Talvez seja excesso de zelo da Netflix brasileira, mas o título original Une fille facile aqui se transformou em A prima Sofia, possivelmente para evitar polêmicas ao chamar uma jovem de"'fácil". O uso do adjetivo, no entanto, é irônico, e ao mesmo tempo escancara a visão patriarcal da sociedade. De qualquer forma, a prima Sofia (Zahia Dehar, que fez a festa da imprensa sensacionalista quando, em 2009, ainda menor de idade, se envolveu num escândalo de prostituição com jogadores de futebol) não é exatamente uma jovem fácil, mas bem mais esperta do que possa transparecer. Suas formas esculturais, moldadas a cirurgias plásticas, enganam alguns personagens e, numa das melhores cenas do filme, a jovem mulher subverte expectativas e clichês. Assim como o filme.
Escrito e dirigido por Rebecca Zlotowski (Grand Central), o longa tem como protagonista a jovem Naima (Mina Farid), de 16 anos, que vive com a mãe (Loubna Abidar), camareira de um hotel, morando, no sul da França. Elas recebem a visita da prima Sofia durante o verão. Dona de seu próprio corpo e, acima de tudo de sua sexualidade, Sofia não tem pudores, não tem amarras, e está interessada em seduzir desde jovenzinhos na praia, onde sempre faz topless, até homens mais velhos e com mais capital. É o que acontece quando conhece o brasileiro Andres (Nuno Lopes), que passa uma temporada num iate atracado ali na cidade mesmo.

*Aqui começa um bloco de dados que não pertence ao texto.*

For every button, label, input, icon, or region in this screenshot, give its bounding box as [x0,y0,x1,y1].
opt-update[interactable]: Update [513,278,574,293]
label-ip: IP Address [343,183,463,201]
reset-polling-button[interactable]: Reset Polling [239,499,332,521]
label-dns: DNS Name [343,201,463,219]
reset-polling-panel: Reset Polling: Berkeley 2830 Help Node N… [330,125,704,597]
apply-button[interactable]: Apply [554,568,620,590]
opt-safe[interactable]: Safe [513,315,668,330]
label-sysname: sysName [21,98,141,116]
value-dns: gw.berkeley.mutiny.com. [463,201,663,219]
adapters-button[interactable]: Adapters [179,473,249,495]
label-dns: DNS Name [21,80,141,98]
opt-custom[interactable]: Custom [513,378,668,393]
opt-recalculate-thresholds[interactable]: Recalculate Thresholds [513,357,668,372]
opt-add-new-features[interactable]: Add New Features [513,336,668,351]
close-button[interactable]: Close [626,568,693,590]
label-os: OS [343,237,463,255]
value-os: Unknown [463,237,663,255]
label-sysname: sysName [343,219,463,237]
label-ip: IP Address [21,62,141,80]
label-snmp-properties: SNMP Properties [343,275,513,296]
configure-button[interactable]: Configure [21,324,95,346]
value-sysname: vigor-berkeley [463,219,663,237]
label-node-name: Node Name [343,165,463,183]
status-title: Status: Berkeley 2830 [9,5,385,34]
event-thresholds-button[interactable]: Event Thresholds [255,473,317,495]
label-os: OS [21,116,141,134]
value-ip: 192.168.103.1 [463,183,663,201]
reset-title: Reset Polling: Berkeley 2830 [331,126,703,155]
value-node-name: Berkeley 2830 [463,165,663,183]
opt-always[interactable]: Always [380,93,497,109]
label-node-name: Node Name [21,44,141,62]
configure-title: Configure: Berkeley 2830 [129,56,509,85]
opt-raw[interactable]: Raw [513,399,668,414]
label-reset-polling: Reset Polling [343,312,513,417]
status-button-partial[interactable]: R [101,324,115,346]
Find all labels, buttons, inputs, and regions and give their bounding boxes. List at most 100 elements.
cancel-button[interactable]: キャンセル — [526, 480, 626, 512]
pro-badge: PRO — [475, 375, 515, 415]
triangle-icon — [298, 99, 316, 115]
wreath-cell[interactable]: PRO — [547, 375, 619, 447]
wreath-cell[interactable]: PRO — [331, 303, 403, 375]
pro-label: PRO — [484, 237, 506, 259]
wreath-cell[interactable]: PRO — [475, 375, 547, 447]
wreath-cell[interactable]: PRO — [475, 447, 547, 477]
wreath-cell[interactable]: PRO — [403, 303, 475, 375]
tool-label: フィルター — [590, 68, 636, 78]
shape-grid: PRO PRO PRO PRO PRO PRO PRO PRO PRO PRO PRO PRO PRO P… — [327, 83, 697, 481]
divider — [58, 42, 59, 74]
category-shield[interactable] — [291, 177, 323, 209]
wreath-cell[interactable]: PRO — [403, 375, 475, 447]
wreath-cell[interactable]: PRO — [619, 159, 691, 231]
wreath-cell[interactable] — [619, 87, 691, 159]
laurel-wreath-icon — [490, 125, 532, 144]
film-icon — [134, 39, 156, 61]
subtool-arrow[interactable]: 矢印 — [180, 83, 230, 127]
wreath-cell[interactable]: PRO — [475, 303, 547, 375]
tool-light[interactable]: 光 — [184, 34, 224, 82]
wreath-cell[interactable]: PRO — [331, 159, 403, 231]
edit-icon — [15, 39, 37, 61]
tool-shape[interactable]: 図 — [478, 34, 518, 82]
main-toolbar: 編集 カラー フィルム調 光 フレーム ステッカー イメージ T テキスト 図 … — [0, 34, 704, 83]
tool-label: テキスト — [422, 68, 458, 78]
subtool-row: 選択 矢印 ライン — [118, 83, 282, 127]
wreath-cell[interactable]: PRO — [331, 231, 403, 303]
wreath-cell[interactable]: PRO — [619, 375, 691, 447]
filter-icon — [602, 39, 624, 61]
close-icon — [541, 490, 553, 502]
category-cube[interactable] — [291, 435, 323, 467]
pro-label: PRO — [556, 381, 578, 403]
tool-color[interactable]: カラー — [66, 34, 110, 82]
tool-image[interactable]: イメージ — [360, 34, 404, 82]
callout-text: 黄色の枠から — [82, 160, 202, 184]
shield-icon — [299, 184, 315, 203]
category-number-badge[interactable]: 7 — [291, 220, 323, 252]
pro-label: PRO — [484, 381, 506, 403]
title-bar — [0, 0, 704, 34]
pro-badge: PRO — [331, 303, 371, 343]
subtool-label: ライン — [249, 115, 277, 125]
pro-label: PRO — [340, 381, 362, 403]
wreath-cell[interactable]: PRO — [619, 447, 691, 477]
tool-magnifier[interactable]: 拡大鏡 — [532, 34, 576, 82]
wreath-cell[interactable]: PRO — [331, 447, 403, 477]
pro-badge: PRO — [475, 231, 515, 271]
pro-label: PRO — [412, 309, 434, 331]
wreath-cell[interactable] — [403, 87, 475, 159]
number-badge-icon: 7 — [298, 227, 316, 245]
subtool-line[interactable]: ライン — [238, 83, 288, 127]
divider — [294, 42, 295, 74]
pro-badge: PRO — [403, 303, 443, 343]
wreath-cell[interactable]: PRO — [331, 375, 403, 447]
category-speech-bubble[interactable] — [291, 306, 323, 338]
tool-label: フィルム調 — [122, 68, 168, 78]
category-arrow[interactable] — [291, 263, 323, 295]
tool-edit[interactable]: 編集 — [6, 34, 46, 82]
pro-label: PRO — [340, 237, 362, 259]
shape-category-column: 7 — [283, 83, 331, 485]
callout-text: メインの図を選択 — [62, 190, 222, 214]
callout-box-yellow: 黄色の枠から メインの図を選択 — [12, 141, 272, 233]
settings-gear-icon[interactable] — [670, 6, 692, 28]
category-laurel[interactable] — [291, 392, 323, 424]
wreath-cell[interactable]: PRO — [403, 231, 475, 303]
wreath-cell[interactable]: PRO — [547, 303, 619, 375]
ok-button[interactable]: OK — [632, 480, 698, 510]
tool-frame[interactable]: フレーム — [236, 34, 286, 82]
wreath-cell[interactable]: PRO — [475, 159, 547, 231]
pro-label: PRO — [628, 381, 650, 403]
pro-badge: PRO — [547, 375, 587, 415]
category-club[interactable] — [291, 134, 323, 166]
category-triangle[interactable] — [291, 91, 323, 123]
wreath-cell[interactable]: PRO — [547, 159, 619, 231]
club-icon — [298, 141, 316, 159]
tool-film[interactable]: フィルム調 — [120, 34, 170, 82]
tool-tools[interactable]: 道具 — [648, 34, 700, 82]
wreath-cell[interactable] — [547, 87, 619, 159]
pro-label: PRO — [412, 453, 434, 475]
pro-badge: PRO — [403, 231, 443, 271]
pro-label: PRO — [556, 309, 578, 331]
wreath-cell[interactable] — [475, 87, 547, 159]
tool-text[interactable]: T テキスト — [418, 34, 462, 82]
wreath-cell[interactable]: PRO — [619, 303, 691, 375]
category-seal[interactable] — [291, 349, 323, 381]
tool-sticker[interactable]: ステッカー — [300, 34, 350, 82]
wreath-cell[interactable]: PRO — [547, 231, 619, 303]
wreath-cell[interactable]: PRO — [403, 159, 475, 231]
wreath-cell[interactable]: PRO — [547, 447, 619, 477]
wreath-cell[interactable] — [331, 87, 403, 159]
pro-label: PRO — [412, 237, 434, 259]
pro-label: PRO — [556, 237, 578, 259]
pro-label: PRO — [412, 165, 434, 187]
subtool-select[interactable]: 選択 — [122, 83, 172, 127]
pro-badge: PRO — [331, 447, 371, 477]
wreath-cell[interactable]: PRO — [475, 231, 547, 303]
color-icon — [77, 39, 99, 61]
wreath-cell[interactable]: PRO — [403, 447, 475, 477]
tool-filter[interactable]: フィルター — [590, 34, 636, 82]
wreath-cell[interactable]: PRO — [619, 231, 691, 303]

O ponto de vista do filme é o de Naima, que vê sua prima como “uma jovem fácil”, mostrando, antes de mais nada, um machismo introjetado que julga a outra a partir dos parâmetros masculinos e burgueses. A escolha de Dehar, uma subcelebridade na França que fez carreira de modelo após o escândalo, é inspirada, especialmente na forma como a personagem renega tudo o que se espera dela. Sofia não é facilmente decifrável, e isso causa estranhamento e fascinação na sua jovem prima, na idade em que está se descobrindo como mulher, deixando de ser adolescente.
Naima é silenciosa e observadora, mas tal qual Andres é, de certa forma, seduzida por Sofia, pelo jeito livre como esta se comporta. No iate, ela conhece Philippe (Benoît Magimel) diante de quem experimenta sentimentos ambíguos. Está começando a gostar dele ou vê nele apenas uma oportunidade de descobrir o sexo? Mas Sofia tem muito mais a ensinar à garota. Antes de saírem para jantar com os dois homens, ela está cozinhando espaguete, para a surpresa da prima. A mais velha explica que não vai a restaurantes para comer, mas para observar os outros, para fazer contatos. Se a pessoa está concentrada na comida e nos talheres, pode perder algumas chances, por isso é ideal já sair alimentada. Como se vê, Sofia tem uma visão pragmática e nada tola da vida e das relações pessoais.
Sofia é uma personagem de si mesma, e, não apenas nessa cena – especialmente numa na Itália –, mostrando que ela é maior e mais refinada do que parece. Ela bem sabe que é preciso manter o personagem para subir na vida, ou para, simplesmente, aproveitar o momento, provando que não é fácil ser uma “garota fácil”.